Reproduzo:ÉPOCA de ELEIÇÕES......SURGE O HABITUAL
É certo e sabido. Precisamos de ferrovia decente. Há décadas. Pois nada melhor que uns dias antes do Natal, em pré-campanha eleitoral, anunciar que vai ser publicado o concurso internacional para a compra de 117 comboios, signifique isto (o comboio, quantas composições, etc?) o que significar.
Mas vamos a outro caso.
A inefável ministra Abrunhosa anunciou uma infraestrutura rodoviária nova, o IC 31.
Bom a senhora à boa maneira socialista (antes, terá sido mesmo do CDS?) parte sempre do princípio que está perante povo ignaro, uma cambada de tontos e broncos. Está um "poucochinho" enganada!
Porque:
* existe quem saiba que o IC 31 era para ser uma coisa como deve ser, com ligação a Espanha, e haveria fundos Europeus para isso,
* os fundos Europeus desapareceram para esse projecto,
* a senhora Abrunhosa é a nº 1 do PS por Castelo Branco, distrito onde geograficamente está o terreno para o tal IC 31, daí ter de prometer qualquer coisa,
* este hipotético novo IC 31 será uma série de remendos aproveitando a estrada nacional e nada do IC 31 originalmente pensado, mas para variar, devo ser eu que estou a ver mal a coisa.
Vêm aí eleições, toca a prometer!
E continuando em mais uma longa temporada por aqui (Beira-Baixa, aldeia Monsanto) quero voltar ao assunto.
Sei que sou um dos milhares de interessados nesta infraestrutura. Mas, por outro lado, acredito que quem me segue há anos reconhecerá que procuro sempre ser merecedor de credibilidade e isenção por procurar ser rigoroso e salientar quer, prós e contra, vantagens e inconvenientes, e aplaudir o que se me afigura bem independentemente de cores partidárias /ideológicas, e criticar o que entendo estar mal.
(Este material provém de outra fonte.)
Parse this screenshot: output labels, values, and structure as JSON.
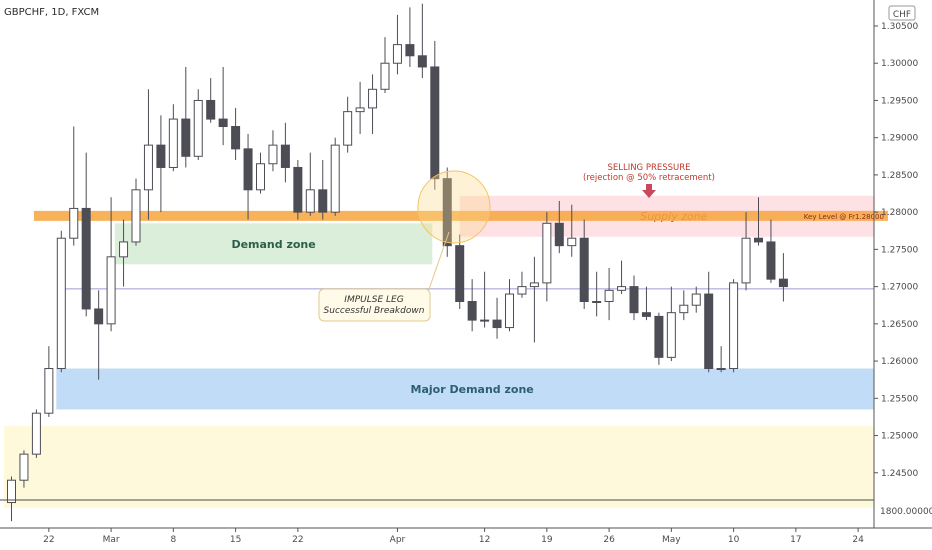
{
  "header": {
    "title": "GBPCHF, 1D, FXCM",
    "currency": "CHF"
  },
  "chart_data": {
    "type": "candlestick",
    "y_range": [
      1.2385,
      1.3085
    ],
    "y_ticks": [
      {
        "v": 1.305,
        "label": "1.30500"
      },
      {
        "v": 1.3,
        "label": "1.30000"
      },
      {
        "v": 1.295,
        "label": "1.29500"
      },
      {
        "v": 1.29,
        "label": "1.29000"
      },
      {
        "v": 1.285,
        "label": "1.28500"
      },
      {
        "v": 1.28,
        "label": "1.28000"
      },
      {
        "v": 1.275,
        "label": "1.27500"
      },
      {
        "v": 1.27,
        "label": "1.27000"
      },
      {
        "v": 1.265,
        "label": "1.26500"
      },
      {
        "v": 1.26,
        "label": "1.26000"
      },
      {
        "v": 1.255,
        "label": "1.25500"
      },
      {
        "v": 1.25,
        "label": "1.25000"
      },
      {
        "v": 1.245,
        "label": "1.24500"
      }
    ],
    "bottom_axis_label": "1800.00000",
    "x_ticks": [
      {
        "i": 3,
        "label": "22"
      },
      {
        "i": 8,
        "label": "Mar"
      },
      {
        "i": 13,
        "label": "8"
      },
      {
        "i": 18,
        "label": "15"
      },
      {
        "i": 23,
        "label": "22"
      },
      {
        "i": 31,
        "label": "Apr"
      },
      {
        "i": 38,
        "label": "12"
      },
      {
        "i": 43,
        "label": "19"
      },
      {
        "i": 48,
        "label": "26"
      },
      {
        "i": 53,
        "label": "May"
      },
      {
        "i": 58,
        "label": "10"
      },
      {
        "i": 63,
        "label": "17"
      },
      {
        "i": 68,
        "label": "24"
      }
    ],
    "candles": [
      {
        "i": 0,
        "o": 1.241,
        "h": 1.2445,
        "l": 1.2385,
        "c": 1.244
      },
      {
        "i": 1,
        "o": 1.244,
        "h": 1.248,
        "l": 1.243,
        "c": 1.2475
      },
      {
        "i": 2,
        "o": 1.2475,
        "h": 1.2535,
        "l": 1.247,
        "c": 1.253
      },
      {
        "i": 3,
        "o": 1.253,
        "h": 1.262,
        "l": 1.2525,
        "c": 1.259
      },
      {
        "i": 4,
        "o": 1.259,
        "h": 1.2775,
        "l": 1.2585,
        "c": 1.2765
      },
      {
        "i": 5,
        "o": 1.2765,
        "h": 1.2915,
        "l": 1.2755,
        "c": 1.2805
      },
      {
        "i": 6,
        "o": 1.2805,
        "h": 1.288,
        "l": 1.266,
        "c": 1.267
      },
      {
        "i": 7,
        "o": 1.267,
        "h": 1.2695,
        "l": 1.2575,
        "c": 1.265
      },
      {
        "i": 8,
        "o": 1.265,
        "h": 1.282,
        "l": 1.264,
        "c": 1.274
      },
      {
        "i": 9,
        "o": 1.274,
        "h": 1.279,
        "l": 1.27,
        "c": 1.276
      },
      {
        "i": 10,
        "o": 1.276,
        "h": 1.2845,
        "l": 1.2755,
        "c": 1.283
      },
      {
        "i": 11,
        "o": 1.283,
        "h": 1.2965,
        "l": 1.279,
        "c": 1.289
      },
      {
        "i": 12,
        "o": 1.289,
        "h": 1.293,
        "l": 1.28,
        "c": 1.286
      },
      {
        "i": 13,
        "o": 1.286,
        "h": 1.2945,
        "l": 1.2855,
        "c": 1.2925
      },
      {
        "i": 14,
        "o": 1.2925,
        "h": 1.2995,
        "l": 1.286,
        "c": 1.2875
      },
      {
        "i": 15,
        "o": 1.2875,
        "h": 1.2965,
        "l": 1.287,
        "c": 1.295
      },
      {
        "i": 16,
        "o": 1.295,
        "h": 1.298,
        "l": 1.292,
        "c": 1.2925
      },
      {
        "i": 17,
        "o": 1.2925,
        "h": 1.2995,
        "l": 1.289,
        "c": 1.2915
      },
      {
        "i": 18,
        "o": 1.2915,
        "h": 1.294,
        "l": 1.287,
        "c": 1.2885
      },
      {
        "i": 19,
        "o": 1.2885,
        "h": 1.2905,
        "l": 1.279,
        "c": 1.283
      },
      {
        "i": 20,
        "o": 1.283,
        "h": 1.288,
        "l": 1.2825,
        "c": 1.2865
      },
      {
        "i": 21,
        "o": 1.2865,
        "h": 1.291,
        "l": 1.2855,
        "c": 1.289
      },
      {
        "i": 22,
        "o": 1.289,
        "h": 1.292,
        "l": 1.284,
        "c": 1.286
      },
      {
        "i": 23,
        "o": 1.286,
        "h": 1.287,
        "l": 1.279,
        "c": 1.28
      },
      {
        "i": 24,
        "o": 1.28,
        "h": 1.288,
        "l": 1.2795,
        "c": 1.283
      },
      {
        "i": 25,
        "o": 1.283,
        "h": 1.287,
        "l": 1.279,
        "c": 1.28
      },
      {
        "i": 26,
        "o": 1.28,
        "h": 1.29,
        "l": 1.2795,
        "c": 1.289
      },
      {
        "i": 27,
        "o": 1.289,
        "h": 1.2955,
        "l": 1.288,
        "c": 1.2935
      },
      {
        "i": 28,
        "o": 1.2935,
        "h": 1.2975,
        "l": 1.2905,
        "c": 1.294
      },
      {
        "i": 29,
        "o": 1.294,
        "h": 1.2985,
        "l": 1.2905,
        "c": 1.2965
      },
      {
        "i": 30,
        "o": 1.2965,
        "h": 1.3035,
        "l": 1.296,
        "c": 1.3
      },
      {
        "i": 31,
        "o": 1.3,
        "h": 1.3065,
        "l": 1.2985,
        "c": 1.3025
      },
      {
        "i": 32,
        "o": 1.3025,
        "h": 1.3075,
        "l": 1.2995,
        "c": 1.301
      },
      {
        "i": 33,
        "o": 1.301,
        "h": 1.308,
        "l": 1.298,
        "c": 1.2995
      },
      {
        "i": 34,
        "o": 1.2995,
        "h": 1.303,
        "l": 1.283,
        "c": 1.2845
      },
      {
        "i": 35,
        "o": 1.2845,
        "h": 1.286,
        "l": 1.274,
        "c": 1.2755
      },
      {
        "i": 36,
        "o": 1.2755,
        "h": 1.277,
        "l": 1.267,
        "c": 1.268
      },
      {
        "i": 37,
        "o": 1.268,
        "h": 1.271,
        "l": 1.264,
        "c": 1.2655
      },
      {
        "i": 38,
        "o": 1.2655,
        "h": 1.272,
        "l": 1.2645,
        "c": 1.2655
      },
      {
        "i": 39,
        "o": 1.2655,
        "h": 1.2685,
        "l": 1.263,
        "c": 1.2645
      },
      {
        "i": 40,
        "o": 1.2645,
        "h": 1.271,
        "l": 1.264,
        "c": 1.269
      },
      {
        "i": 41,
        "o": 1.269,
        "h": 1.272,
        "l": 1.2685,
        "c": 1.27
      },
      {
        "i": 42,
        "o": 1.27,
        "h": 1.274,
        "l": 1.2625,
        "c": 1.2705
      },
      {
        "i": 43,
        "o": 1.2705,
        "h": 1.28,
        "l": 1.268,
        "c": 1.2785
      },
      {
        "i": 44,
        "o": 1.2785,
        "h": 1.2815,
        "l": 1.2745,
        "c": 1.2755
      },
      {
        "i": 45,
        "o": 1.2755,
        "h": 1.281,
        "l": 1.274,
        "c": 1.2765
      },
      {
        "i": 46,
        "o": 1.2765,
        "h": 1.279,
        "l": 1.267,
        "c": 1.268
      },
      {
        "i": 47,
        "o": 1.268,
        "h": 1.272,
        "l": 1.266,
        "c": 1.268
      },
      {
        "i": 48,
        "o": 1.268,
        "h": 1.2725,
        "l": 1.2655,
        "c": 1.2695
      },
      {
        "i": 49,
        "o": 1.2695,
        "h": 1.2735,
        "l": 1.269,
        "c": 1.27
      },
      {
        "i": 50,
        "o": 1.27,
        "h": 1.2715,
        "l": 1.2655,
        "c": 1.2665
      },
      {
        "i": 51,
        "o": 1.2665,
        "h": 1.27,
        "l": 1.2655,
        "c": 1.266
      },
      {
        "i": 52,
        "o": 1.266,
        "h": 1.2665,
        "l": 1.2595,
        "c": 1.2605
      },
      {
        "i": 53,
        "o": 1.2605,
        "h": 1.27,
        "l": 1.26,
        "c": 1.2665
      },
      {
        "i": 54,
        "o": 1.2665,
        "h": 1.2695,
        "l": 1.2655,
        "c": 1.2675
      },
      {
        "i": 55,
        "o": 1.2675,
        "h": 1.27,
        "l": 1.2665,
        "c": 1.269
      },
      {
        "i": 56,
        "o": 1.269,
        "h": 1.272,
        "l": 1.2585,
        "c": 1.259
      },
      {
        "i": 57,
        "o": 1.259,
        "h": 1.262,
        "l": 1.2585,
        "c": 1.259
      },
      {
        "i": 58,
        "o": 1.259,
        "h": 1.271,
        "l": 1.2585,
        "c": 1.2705
      },
      {
        "i": 59,
        "o": 1.2705,
        "h": 1.28,
        "l": 1.2695,
        "c": 1.2765
      },
      {
        "i": 60,
        "o": 1.2765,
        "h": 1.282,
        "l": 1.2755,
        "c": 1.276
      },
      {
        "i": 61,
        "o": 1.276,
        "h": 1.279,
        "l": 1.2705,
        "c": 1.271
      },
      {
        "i": 62,
        "o": 1.271,
        "h": 1.2745,
        "l": 1.268,
        "c": 1.27
      }
    ],
    "zones": [
      {
        "name": "bottom-yellow-zone",
        "i0": -0.6,
        "i1": 79,
        "top": 1.2513,
        "bottom": 1.2403,
        "color": "#fff9dc",
        "label": ""
      },
      {
        "name": "demand-zone",
        "i0": 8.3,
        "i1": 33.8,
        "top": 1.2785,
        "bottom": 1.273,
        "color": "#dbeeda",
        "label": "Demand zone",
        "label_color": "#2c5e4a"
      },
      {
        "name": "major-demand-zone",
        "i0": 3.6,
        "i1": 70.4,
        "top": 1.259,
        "bottom": 1.2535,
        "color": "#c1dcf6",
        "label": "Major Demand zone",
        "label_color": "#2c5e74"
      },
      {
        "name": "supply-zone",
        "i0": 36,
        "i1": 70.4,
        "top": 1.2822,
        "bottom": 1.2767,
        "color": "#fde1e4",
        "label": "Supply zone",
        "label_color": "#c0392b"
      }
    ],
    "key_level": {
      "price": 1.2795,
      "i0": 1.8,
      "i1": 70.4,
      "label": "Key Level @ Fr1.28000",
      "color": "#f6a43d"
    },
    "hline": {
      "price": 1.2697,
      "color": "#b8b6e0"
    },
    "annotations": {
      "selling_title": "SELLING PRESSURE",
      "selling_sub": "(rejection @ 50% retracement)",
      "impulse_title": "IMPULSE LEG",
      "impulse_sub": "Successful Breakdown"
    }
  }
}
Este assunto do IC 31 é mais uma prova de como o governo (agora este ainda em funções, antes, os seus antecessores de cores várias) trata o interior, apesar de muito bater com a mão no peito. Subjugação inequívoca à visão despótica e centralista.
Há muitos anos que ambicionamos vir a ter o IC31 como uma obra estruturante para o desenvolvimento de Castelo Branco, do distrito, da região Centro, e até mesmo do país no seu todo.
O IC31 há anos enunciado e anunciado consistia na ligação da A23 à autoestrada da Estremadura, permitido a ligação a Madrid. O IC31 teria perfil de autoestrada. Em consequência, em 2011, houve estudos de impacto ambiental. Com esta rodovia haveria uma ligação de auto-estrada de Castelo branco a Madrid. Este projecto esteve no PNI - Programa Nacional de Investimentos e mais tarde no PRR- Plano de Recuperação e Resiliência, à semelhança de outras ligações transfronteiriças.
Recentemente foi retirada do PRR, tendo havido promessa alternativa de que seria executada com recurso ao Orçamento do Estado.
Mas é claro, bla, bla, bla. De repente, como referi no meu post anterior e acima recordado, como era preciso encaixar a ainda ministra Abrunhosa e a sua colocação foi por Castelo Branco, houve que disfarçar a coisa ou seja, um projecto que estava morto, e por razões eleitorais aparece agora como promessa. Os incautos paparão a coisa.
Mas a realidade é que esta promessa, se vier a ser cumprida, já não tem nada do anterior, será uma coisa com duas vias! E como disse antes, uma parte é aquilo a que chamam requalificação, no caso, um alargamento da actual N239.
Uma vigarice típica do intrujão-mor, em que o agora anunciado (veremos se algum dia concretizado) não será um projecto estruturante no distrito de Castelo Branco, na Beira-Baixa.
O IC31 a sério, como há anos fora pensado, contribuiria certamente para o desenvolvimento destas regiões. Mas lá está, olhar do Terreiro do Paço ou de S.Bento......qual coesão, qual equilíbrio, qual desenvolvimento, qual repovoamento, qual potenciar polos logísticos e industriais. Era preciso "dourar" a colocação de Abrunhosa como nº 1 por Castelo Branco. Usar o termo vigaristas é ser muito bem educado perante esta "coisa".
AC
Nunca lhe doa as mãos! Junte a promessa da Drº Abrunhosa,noticiada pela Reconquista, da abolição das portagens na A23 e os Seus epítetos ficam àquem do merecido poresta gente.